看到本多忠胜出现后,十河一存那暴躁的眼里终于多了一抹严肃。然而,他并没有和挡在自己马前的本多忠胜交锋的意思,在提高马速的同时,他以那健硕身体不该有的灵活度在马上快速变换了姿势,蹲到了马背上,随后踩着马头高高跃起,跳离马背,打算直接飞过本多忠胜的头顶去攻击雨秋平。十河一存在空中瞄准着雨秋平,把手里的方天画戟向后拉举到了远高于头顶那不该存在的角度——这样的蓄力,该是多么势大力沉的一击啊。
“你以为我会再吃同一次亏吗!”
本多忠胜永远不会忘记,当年西土佐一战,十河一存就是当着自己的面高高跃起,从他的头顶飞跃,直接落到了他身后,径直追杀雨秋平而去。那一次雨秋平几乎丧命,这是本多忠胜多年铭记在心的耻辱!

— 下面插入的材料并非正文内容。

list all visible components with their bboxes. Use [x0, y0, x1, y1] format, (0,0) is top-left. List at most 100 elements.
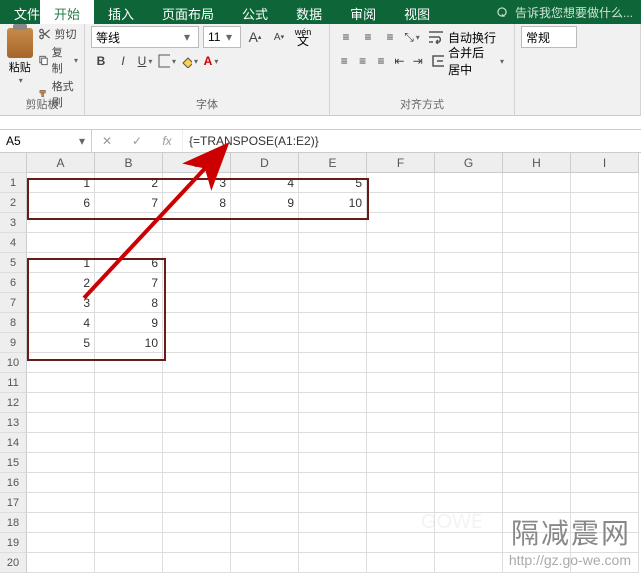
- cell[interactable]: [95, 533, 163, 553]
- cell[interactable]: [503, 173, 571, 193]
- align-center-button[interactable]: ≡: [354, 51, 370, 71]
- shrink-font-button[interactable]: A▾: [269, 27, 289, 47]
- cell[interactable]: [231, 533, 299, 553]
- cell[interactable]: [231, 473, 299, 493]
- cell[interactable]: [503, 273, 571, 293]
- name-box[interactable]: A5▾: [0, 130, 91, 152]
- cell[interactable]: [503, 333, 571, 353]
- cell[interactable]: [27, 473, 95, 493]
- cell[interactable]: 2: [27, 273, 95, 293]
- cell[interactable]: [231, 393, 299, 413]
- tab-formulas[interactable]: 公式: [228, 0, 282, 24]
- cell[interactable]: [95, 373, 163, 393]
- cell[interactable]: [231, 313, 299, 333]
- cell[interactable]: [299, 433, 367, 453]
- cell[interactable]: [163, 373, 231, 393]
- italic-button[interactable]: I: [113, 51, 133, 71]
- cell[interactable]: [231, 453, 299, 473]
- cell[interactable]: 6: [95, 253, 163, 273]
- cell[interactable]: [299, 333, 367, 353]
- cell[interactable]: [27, 433, 95, 453]
- cell[interactable]: [571, 213, 639, 233]
- cell[interactable]: [163, 433, 231, 453]
- cell[interactable]: [27, 413, 95, 433]
- cell[interactable]: [95, 353, 163, 373]
- formula-bar[interactable]: {=TRANSPOSE(A1:E2)}: [183, 130, 641, 152]
- row-header[interactable]: 6: [0, 273, 27, 293]
- cell[interactable]: [231, 513, 299, 533]
- cell[interactable]: [435, 353, 503, 373]
- cell[interactable]: [503, 193, 571, 213]
- select-all-corner[interactable]: [0, 153, 27, 173]
- cell[interactable]: [163, 333, 231, 353]
- cell[interactable]: [367, 273, 435, 293]
- cell[interactable]: [95, 513, 163, 533]
- grow-font-button[interactable]: A▴: [245, 27, 265, 47]
- cell[interactable]: [299, 233, 367, 253]
- cell[interactable]: [163, 353, 231, 373]
- cell[interactable]: [231, 413, 299, 433]
- tab-view[interactable]: 视图: [390, 0, 444, 24]
- cell[interactable]: [367, 353, 435, 373]
- cell[interactable]: [503, 453, 571, 473]
- cell[interactable]: 10: [95, 333, 163, 353]
- cell[interactable]: [299, 393, 367, 413]
- cell[interactable]: [163, 513, 231, 533]
- cell[interactable]: [367, 473, 435, 493]
- cell[interactable]: [435, 413, 503, 433]
- column-header-G[interactable]: G: [435, 153, 503, 173]
- tab-review[interactable]: 审阅: [336, 0, 390, 24]
- cell[interactable]: [231, 213, 299, 233]
- underline-button[interactable]: U▾: [135, 51, 155, 71]
- cell[interactable]: 2: [95, 173, 163, 193]
- cell[interactable]: [367, 453, 435, 473]
- cell[interactable]: [571, 333, 639, 353]
- cell[interactable]: [299, 293, 367, 313]
- column-header-B[interactable]: B: [95, 153, 163, 173]
- cell[interactable]: [571, 313, 639, 333]
- cell[interactable]: [231, 233, 299, 253]
- fill-color-button[interactable]: ▾: [179, 51, 199, 71]
- cell[interactable]: [299, 313, 367, 333]
- cell[interactable]: 9: [95, 313, 163, 333]
- cell[interactable]: [299, 553, 367, 573]
- cell[interactable]: [367, 553, 435, 573]
- align-top-button[interactable]: ≡: [336, 27, 356, 47]
- cell[interactable]: [163, 493, 231, 513]
- number-format-combo[interactable]: 常规: [521, 26, 577, 48]
- row-header[interactable]: 17: [0, 493, 27, 513]
- align-bottom-button[interactable]: ≡: [380, 27, 400, 47]
- column-header-E[interactable]: E: [299, 153, 367, 173]
- cell[interactable]: [435, 333, 503, 353]
- cell[interactable]: [435, 393, 503, 413]
- cell[interactable]: [299, 253, 367, 273]
- cell[interactable]: [367, 193, 435, 213]
- cell[interactable]: [27, 453, 95, 473]
- cell[interactable]: [435, 193, 503, 213]
- cell[interactable]: [503, 253, 571, 273]
- cell[interactable]: [27, 373, 95, 393]
- cell[interactable]: [503, 433, 571, 453]
- cell[interactable]: [571, 373, 639, 393]
- cell[interactable]: 5: [299, 173, 367, 193]
- cell[interactable]: [27, 493, 95, 513]
- cell[interactable]: [367, 413, 435, 433]
- cell[interactable]: [163, 533, 231, 553]
- cell[interactable]: 4: [27, 313, 95, 333]
- cell[interactable]: [571, 393, 639, 413]
- cell[interactable]: 7: [95, 193, 163, 213]
- cell[interactable]: [299, 373, 367, 393]
- cell[interactable]: [95, 413, 163, 433]
- row-header[interactable]: 19: [0, 533, 27, 553]
- cell[interactable]: [435, 553, 503, 573]
- cell[interactable]: [435, 453, 503, 473]
- cell[interactable]: [367, 373, 435, 393]
- cell[interactable]: [435, 213, 503, 233]
- cell[interactable]: [571, 413, 639, 433]
- cell[interactable]: [571, 273, 639, 293]
- cell[interactable]: [503, 313, 571, 333]
- cell[interactable]: [163, 453, 231, 473]
- cell[interactable]: [163, 293, 231, 313]
- row-header[interactable]: 5: [0, 253, 27, 273]
- cell[interactable]: [95, 473, 163, 493]
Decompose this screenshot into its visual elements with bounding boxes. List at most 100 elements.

此刻,早就料到十河一存动作的本多忠胜怒吼着高高跃起,踩着身侧一个慌不择路的水手的肩膀猛地往上一跳,跳到比十河一存只矮小半个身位的高度,巨大的反作用力把那个水手直接踩翻在地。本多忠胜同样扭身蓄力,把蜻蛉切横拉到了夸张的角度,随后狠狠地向十河一存的腹部一击横扫。东国西国最可怕的两位武者,此刻都跃到接近两米的空中,互相向彼此的方向飞去,即将在凌空迎来决胜一击。
“他跳得比我高,以下击上,不一定能赢。”本多忠胜心里做好了失败的觉悟,却没有半点动摇,“但是至少可以把他打下来,挡住他…殿下就可以逃走。”
然而,预想中那足以把虎口震裂的枪戟相交时的巨大冲击并没有到来。那不是金属的碰撞,取而代之的——是蜻蛉切轻易撕裂并斩断肉体和骨骼的粘滞感,以及穿透肉体后骤然出现的轻松。
本多忠胜难以置信地缓缓扭头向斜上方望去,泼洒开来的鲜血和错开成两半的黑影已经给了他答案——他已经把十河一存腰斩了。
十河一存没有挥戟、没有格挡。
“怎么可能?”本多忠胜心下愕然,十河一存怎么会犯如此低级的错误。
然后他马上意识到自己错了。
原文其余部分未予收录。